L’HABILE ETUDIANT DE FALCES, eau-forte de 1815, planche n°14 de LA TAUROMAQUIA DE GOYA / CHICUELINA DE CRISTOBAL REYES à RISCLE le 5 août 2017.
eau-forte de 1815, planche n°14 de
LA TAUROMAQUIA DE GOYA
CHICUELINA
de Cristobal REYES
à RISCLE, 05 Août 2017
Grand amateur de tauromachie, GOYA déclarait en 1771 à son ami le poète MORATIN : « Dans mon temps, j’ai su toréer, et je ne crains personne avec une épée à la main. »
La Tauromaquia est une série de trente trois gravures exécutées entre 1815 et 1816, qui retracent toutes les étapes des courses de taureaux. Cette œuvre fait suite au manuel publié par le torero PEPE HILLO en 1796, qui résumait l’évolution de l’art de toréer en Espagne.
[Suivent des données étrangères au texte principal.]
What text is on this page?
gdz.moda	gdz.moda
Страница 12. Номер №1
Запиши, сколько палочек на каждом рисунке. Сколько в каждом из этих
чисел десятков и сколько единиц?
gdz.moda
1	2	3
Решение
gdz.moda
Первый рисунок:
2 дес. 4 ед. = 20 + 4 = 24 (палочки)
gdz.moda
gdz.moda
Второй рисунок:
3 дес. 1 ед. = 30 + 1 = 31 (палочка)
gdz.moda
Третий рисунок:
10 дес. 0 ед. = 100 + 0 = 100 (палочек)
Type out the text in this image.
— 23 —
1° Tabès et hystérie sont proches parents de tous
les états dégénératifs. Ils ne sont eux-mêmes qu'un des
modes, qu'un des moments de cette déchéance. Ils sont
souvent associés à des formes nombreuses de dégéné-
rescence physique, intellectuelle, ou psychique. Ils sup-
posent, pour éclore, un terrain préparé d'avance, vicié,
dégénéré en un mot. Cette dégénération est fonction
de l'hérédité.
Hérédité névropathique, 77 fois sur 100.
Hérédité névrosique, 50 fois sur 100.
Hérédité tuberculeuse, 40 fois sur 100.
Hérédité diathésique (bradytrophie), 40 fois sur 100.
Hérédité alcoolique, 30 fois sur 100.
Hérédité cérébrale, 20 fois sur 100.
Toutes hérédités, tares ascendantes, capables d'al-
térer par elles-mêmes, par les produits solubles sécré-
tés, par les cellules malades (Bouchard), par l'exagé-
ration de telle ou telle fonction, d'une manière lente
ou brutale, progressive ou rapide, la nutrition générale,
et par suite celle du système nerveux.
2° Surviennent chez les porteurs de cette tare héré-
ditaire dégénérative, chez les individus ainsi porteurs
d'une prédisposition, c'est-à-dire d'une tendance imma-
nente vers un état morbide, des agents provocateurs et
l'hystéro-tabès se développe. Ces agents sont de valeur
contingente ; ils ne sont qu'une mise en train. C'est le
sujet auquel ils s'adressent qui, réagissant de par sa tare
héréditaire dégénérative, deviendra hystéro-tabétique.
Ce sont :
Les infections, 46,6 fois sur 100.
Un projet que Goya avait lui-même en tête depuis 1777, mais qu’il ne mit en œuvre que très lentement.
Amateur de courses, il rencontra dans le « haut » monde les toreros les plus célèbres. Mais c’était déjà le passé à l’époque où commence sa série nouvelle. La Tauromaquia est donc aussi un hommage nostalgique à une période de splendeur abolie.
La série de gravures nous montrent avec vivacité et précision les moments de la lutte entre le taureau et le torero, le plus souvent saisis avec puissance, l’arène divisée entre la lumière et l’ombre, alors que l’animal et l’homme s’affrontent dans un jeu à la fois spectaculaire et intensément dramatique.
Dans La Tauromaquia, GOYA a mis en lumière ces forces élémentaires, primaires qui sommeillent, cachées sous les conventions du civilisé, forces que font éclater les révolutions et qui, chez l’Espagnol, sont toujours à fleur de peau.
… Et voici l’histoire et l’anecdote de notre étudiant de Falces :
Dans ses gravures, GOYA fera allusion à des héros, mais des héros réels, à des lutteurs dont ses contemporains ont gardé le souvenir. MORATIN, parlant de toreros fameux par leur jeu de cape, écrit : « Le très habile licencié de Falces y fut sans rival. » A cette mention, le peintre a pu joindre les souvenirs oraux de vieux amateurs. Ce fameux licencié est un personnage parfaitement historique. Il s’appelait Bernardo ALCALDE y MERINO et était originaire de Falces, bourg de Navarre, où il était né en 1709. Certains historiens du toreo le tiennent pour prêtre (peut-être seulement séminariste) entre autres D. José de DAZA qui, parlant du licencié dans un traité de 1778, écrit : « Dans les excellences et fantaisies en ce qui regarde les taureaux, aucun habile homme des autres régions d’Espagne ne l’égale ». Que fait donc ce « fameux licencié » qui a peut-être reçu les ordres ? GOYA nous le dit par le titre de sa gravure : L’habile étudiant de Falces, drapé de sa cape, se joue du taureau sans défense. Que ce qu’il représente soit entièrement conforme au vrai, nous en trouvons la confirmation dans un classique de la littérature taurine, D. José GOMARUSA. Dans sa lettre apologétique* de 1793, celui-ci décrit l’épisode représenté par GOYA. « Il déjoua – dit-il du licencié de Falces – plusieurs fois le taureau sans sortir du cercle qu’il avait lui-même tracé sur l’arène et cela, sans se dégager de sa cape rejetée sur son épaule. » Ce qui suppose, non seulement du courage, mais la parfaite connaissance de ce que les amateurs appellent « les terrains ». La renommée du licencié fut durable et encore à l’époque de GOYA, célébrée par D. José de la TIXERA, ami et collaborateur de PEPE HILLO.
Techniquement, GOYA améliore une légère esquisse en la traitant à l’eau-forte. Cette planche est évidente de vraisemblance et de précision, les détails nous en donnent une idée.
Le dessin pour la gravure est au Musée du Prado entre : « Un cavalier espagnol en place brisant des banderilles sans l’aide des chulos » et « Le fameux Martincho posant des banderilles al quiebro. » Respectivement, planches n° 13 et 15.
Francisco de GOYA y LUCIENTES, né près de Saragosse à Fuendetodos en 1746, mourra en exil à Bordeaux, le 16 avril 1828.
Voici comment d’un simple instantané original pris dans les modestes arènes de Riscle, Cristobal REYES, non moins modeste mais valeureux novillero, nous a rappelé par cette chicuelina enroulée, « le licencié de Falces » et nous a immergé dans l’Histoire et l’Art tauromachiques.
Et vuelta très fleurie au photographe !
*Lettre visant à défendre, à justifier une doctrine.